What to Expect During Couples Therapy: An Inside Scoop from a Hermosa Beach Couples Therapist

As a Gottman Method-trained and Internal Family Systems IFIO couples therapist in Hermosa Beach, I've seen couples wait six long years before seeking therapy. These years are often filled with frustration, misunderstandings, and a sense of drifting apart. By the time couples arrive at my office, they have built a fortress from their partner and are full of hurt and pain. For some couples therapy may be the last stop before separation, and for others, it is an opportunity to strengthen and fortify their relationship proactively.

In any case, there are a lot of misconceptions about couples therapy that I’d like to address. I've also witnessed the transformative power of couples therapy and believe every couple should attend couples therapy.

The Misconception of Couples Therapy

Many couples I work with initially feel hesitant about therapy, often searching for "Gottman Method couples therapy near me" or "Gottman therapist near me." Some believe they should be able to navigate their challenges alone, while others feel shame about needing outside help. One couple, let's call them Sarah and Michael, came to me with these very thoughts. They had been struggling with communication breakdowns for years, thinking they should have been able to solve things on their own.

What Therapy Is Really Like

I often explain to my clients what couples therapy is like, especially for those searching for "what is couples therapy like" or "what is it like to be in couples therapy." It's not about blame or finding fault. It's a safe space to learn and practice new tools for healthier communication. For Sarah and Michael, this meant learning how to express their needs without triggering defensiveness in each other.

Research shows the effectiveness of couples therapy in improving relationships, which is especially beneficial for those seeking "couples therapy in Hermosa Beach." I've seen couples like Sarah and Michael transform their connection through therapy. They started to communicate more openly, expressing their feelings without fear of judgment. Over time, they reported feeling more understood and connected than they had in years.

What Is My Therapist Assessing For?

As a therapist, my goal is to understand each partner's unique perspective and triggers. I remember a couple, Alex and Jamie, who came to me struggling with constant arguments.
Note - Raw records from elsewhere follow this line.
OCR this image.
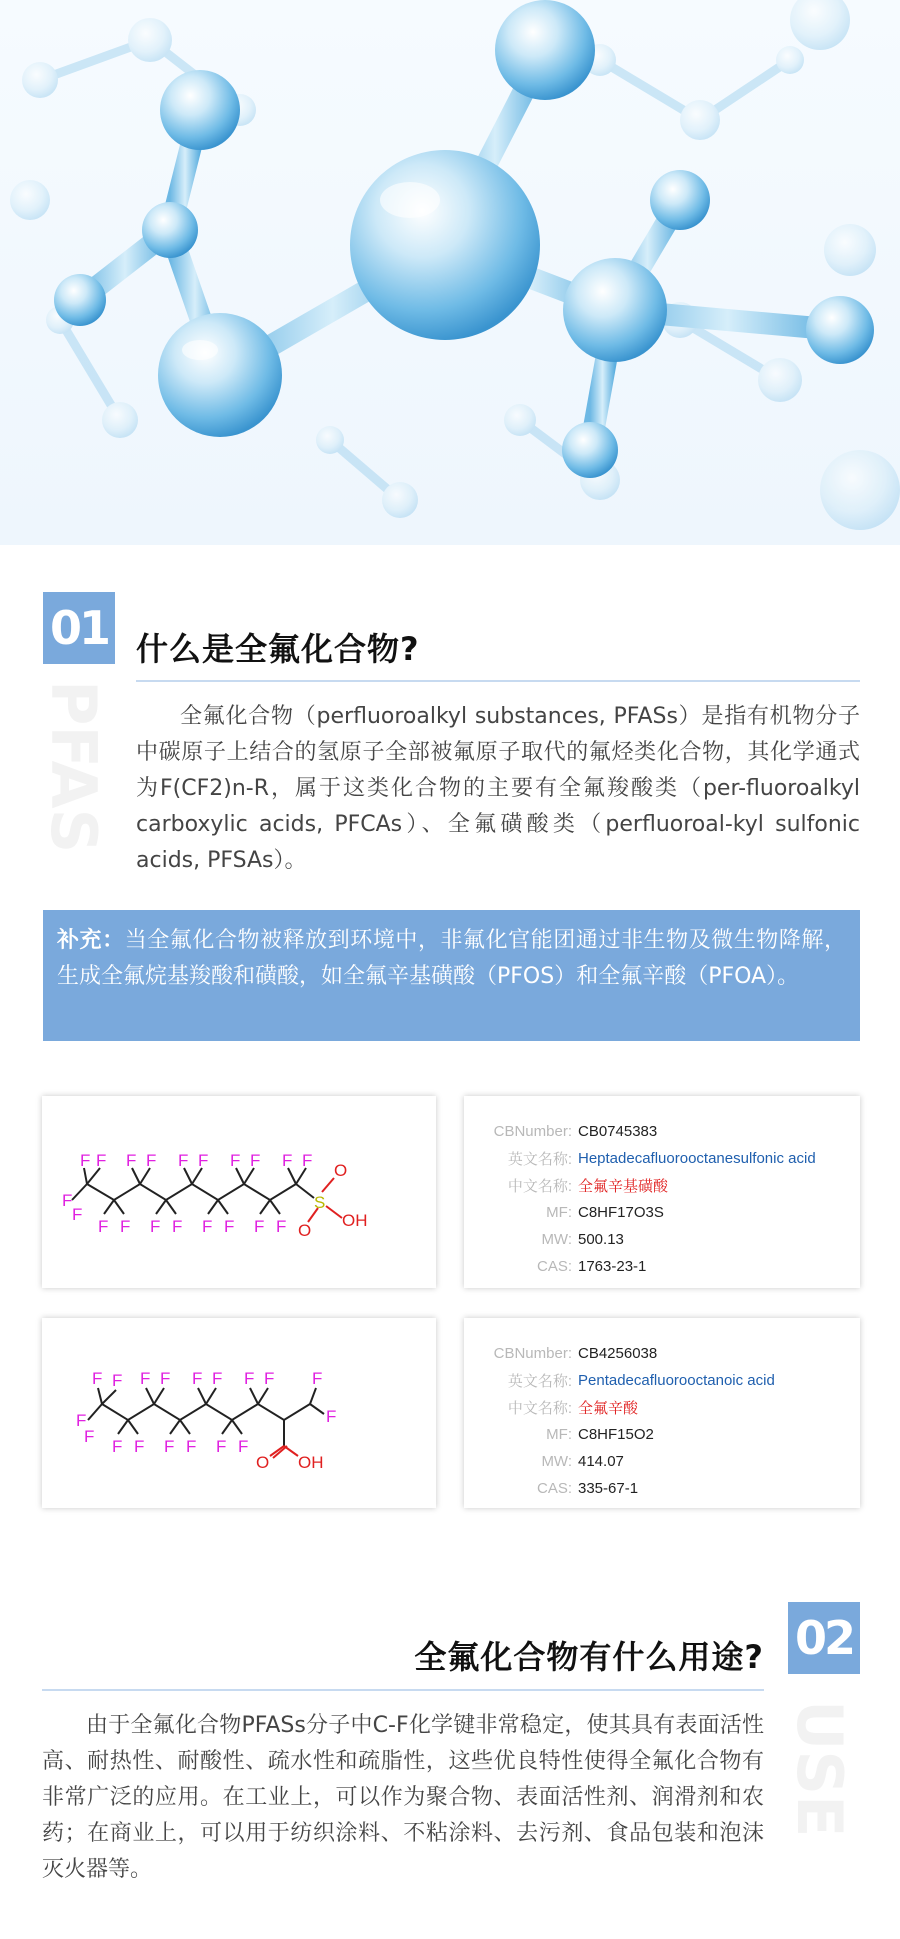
01
PFAS
什么是全氟化合物?
全氟化合物（perfluoroalkyl substances, PFASs）是指有机物分子中碳原子上结合的氢原子全部被氟原子取代的氟烃类化合物，其化学通式为F(CF2)n-R，属于这类化合物的主要有全氟羧酸类（per-fluoroalkyl carboxylic acids, PFCAs）、全氟磺酸类（perfluoroal-kyl sulfonic acids, PFSAs）。
补充：当全氟化合物被释放到环境中，非氟化官能团通过非生物及微生物降解，生成全氟烷基羧酸和磺酸，如全氟辛基磺酸（PFOS）和全氟辛酸（PFOA）。
F
F
F
F
F F
F F
F F
F F
F F
F F
F F
F F
S
O
O
OH
CBNumber:	CB0745383
英文名称:	Heptadecafluorooctanesulfonic acid
中文名称:	全氟辛基磺酸
MF:	C8HF17O3S
MW:	500.13
CAS:	1763-23-1
F
F
F
F
F F
F F
F F
F F
F F
F F F
F
O OH
CBNumber:	CB4256038
英文名称:	Pentadecafluorooctanoic acid
中文名称:	全氟辛酸
MF:	C8HF15O2
MW:	414.07
CAS:	335-67-1
02
USE
全氟化合物有什么用途?
由于全氟化合物PFASs分子中C-F化学键非常稳定，使其具有表面活性高、耐热性、耐酸性、疏水性和疏脂性，这些优良特性使得全氟化合物有非常广泛的应用。在工业上，可以作为聚合物、表面活性剂、润滑剂和农药；在商业上，可以用于纺织涂料、不粘涂料、去污剂、食品包装和泡沫灭火器等。
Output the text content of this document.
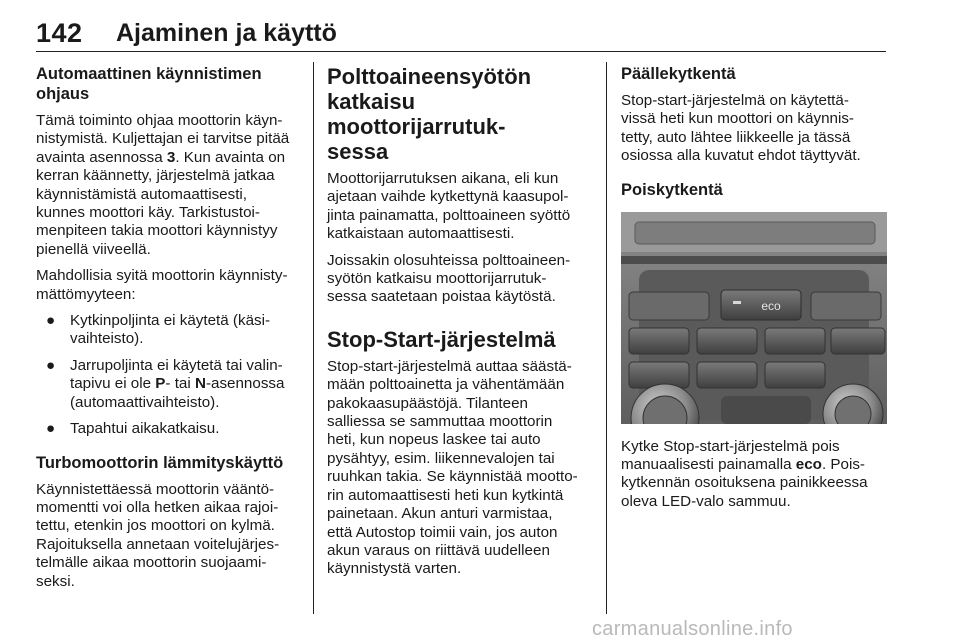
142 Ajaminen ja käyttö
Automaattinen käynnistimen
ohjaus
Tämä toiminto ohjaa moottorin käyn-
nistymistä. Kuljettajan ei tarvitse pitää
avainta asennossa 3. Kun avainta on
kerran käännetty, järjestelmä jatkaa
käynnistämistä automaattisesti,
kunnes moottori käy. Tarkistustoi-
menpiteen takia moottori käynnistyy
pienellä viiveellä.
Mahdollisia syitä moottorin käynnisty-
mättömyyteen:
● Kytkinpoljinta ei käytetä (käsi-
vaihteisto).
● Jarrupoljinta ei käytetä tai valin-
tapivu ei ole P- tai N-asennossa
(automaattivaihteisto).
● Tapahtui aikakatkaisu.
Turbomoottorin lämmityskäyttö
Käynnistettäessä moottorin vääntö-
momentti voi olla hetken aikaa rajoi-
tettu, etenkin jos moottori on kylmä.
Rajoituksella annetaan voitelujärjes-
telmälle aikaa moottorin suojaami-
seksi.
Polttoaineensyötön
katkaisu moottorijarrutuk-
sessa
Moottorijarrutuksen aikana, eli kun
ajetaan vaihde kytkettynä kaasupol-
jinta painamatta, polttoaineen syöttö
katkaistaan automaattisesti.
Joissakin olosuhteissa polttoaineen-
syötön katkaisu moottorijarrutuk-
sessa saatetaan poistaa käytöstä.
Stop-Start-järjestelmä
Stop-start-järjestelmä auttaa säästä-
mään polttoainetta ja vähentämään
pakokaasupäästöjä. Tilanteen
salliessa se sammuttaa moottorin
heti, kun nopeus laskee tai auto
pysähtyy, esim. liikennevalojen tai
ruuhkan takia. Se käynnistää mootto-
rin automaattisesti heti kun kytkintä
painetaan. Akun anturi varmistaa,
että Autostop toimii vain, jos auton
akun varaus on riittävä uudelleen
käynnistystä varten.
Päällekytkentä
Stop-start-järjestelmä on käytettä-
vissä heti kun moottori on käynnis-
tetty, auto lähtee liikkeelle ja tässä
osiossa alla kuvatut ehdot täyttyvät.
Poiskytkentä
eco
Kytke Stop-start-järjestelmä pois
manuaalisesti painamalla eco. Pois-
kytkennän osoituksena painikkeessa
oleva LED-valo sammuu.
carmanualsonline.info
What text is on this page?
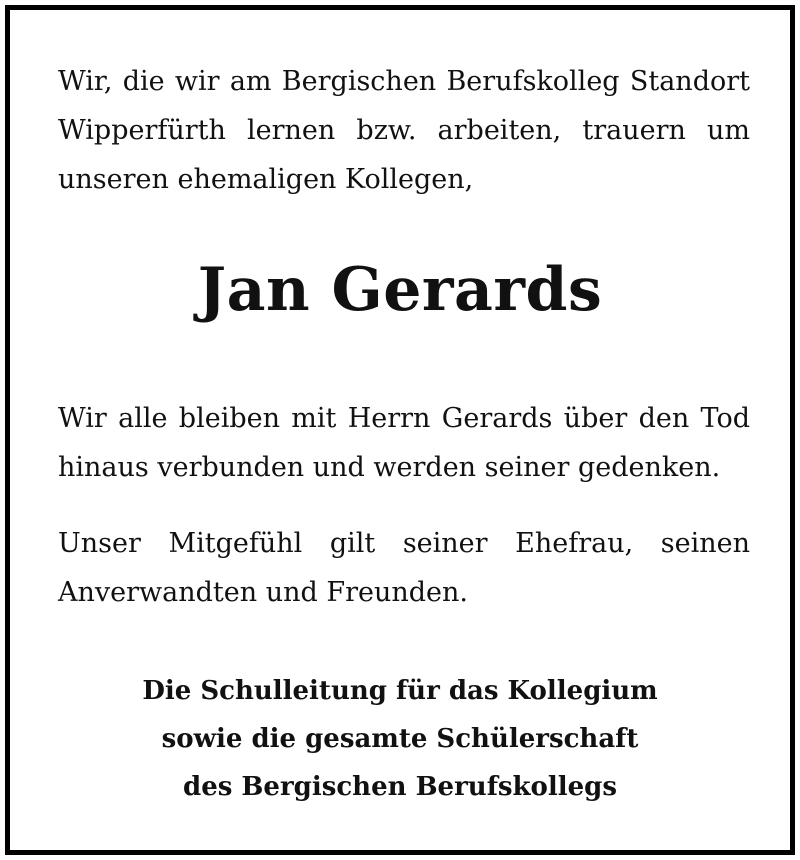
Wir, die wir am Bergischen Berufskolleg Standort Wipperfürth lernen bzw. arbeiten, trauern um unseren ehemaligen Kollegen,

Jan Gerards

Wir alle bleiben mit Herrn Gerards über den Tod hinaus verbunden und werden seiner gedenken.

Unser Mitgefühl gilt seiner Ehefrau, seinen Anverwandten und Freunden.

Die Schulleitung für das Kollegium
sowie die gesamte Schülerschaft
des Bergischen Berufskollegs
Through assessment, we uncovered that Alex's tendency to shut down during conflict triggered Jamie's feelings of abandonment.

The Oral History: Telling 'The Story of Us'

In the first session, I ask couples to share their "story of us." This includes how they met, their happiest memories, and the challenges they've faced. Alex and Jamie's story revealed deep-rooted issues that needed attention. They shared how they had drifted apart after the birth of their first child, struggling to find time for each other amidst the demands of parenthood.

Vent Sessions

Individual sessions, or "vent sessions" as I fondly call them, provide a space for each partner to express their concerns privately. Alex and Jamie used this time to explore their fears and hopes for the future of their relationship. These sessions often lead to breakthrough moments, where partners can be vulnerable without fear of judgment.

The Evaluation and Treatment Plan

By the fourth session, I present an evaluation of the strengths and growth areas in the relationship. For Alex and Jamie, this meant recognizing their strengths in commitment and love for each other, while also acknowledging the need for improved communication and conflict resolution.

Research supports the effectiveness of structured therapy approaches like the Gottman Method, which is ideal for those seeking "couples therapy in Hermosa Beach." Couples who engage in this method often report higher relationship satisfaction and decreased conflict. For Alex and Jamie, learning Gottman's "Four Horsemen" of conflict helped them identify and address destructive patterns in their communication.

A Final Thought on Assessments

While assessment sessions may seem like a slow start, they lay the foundation for meaningful progress. I've seen couples like Sarah and Michael, Alex and Jamie, make significant strides in their relationships by embracing the assessment process.

Conclusion

As a Gottman Method-trained couples therapist in Hermosa Beach, I've witnessed the profound impact of therapy on relationships. Don't wait six years to seek help. Start your journey today, armed with evidence-backed tools and personalized support. Like Sarah and Michael, Alex and Jamie, you can create a stronger, more connected partnership. If you're looking for "Gottman Method couples therapy near me" or a "Gottman therapist near me," consider reaching out to begin your transformative journey today.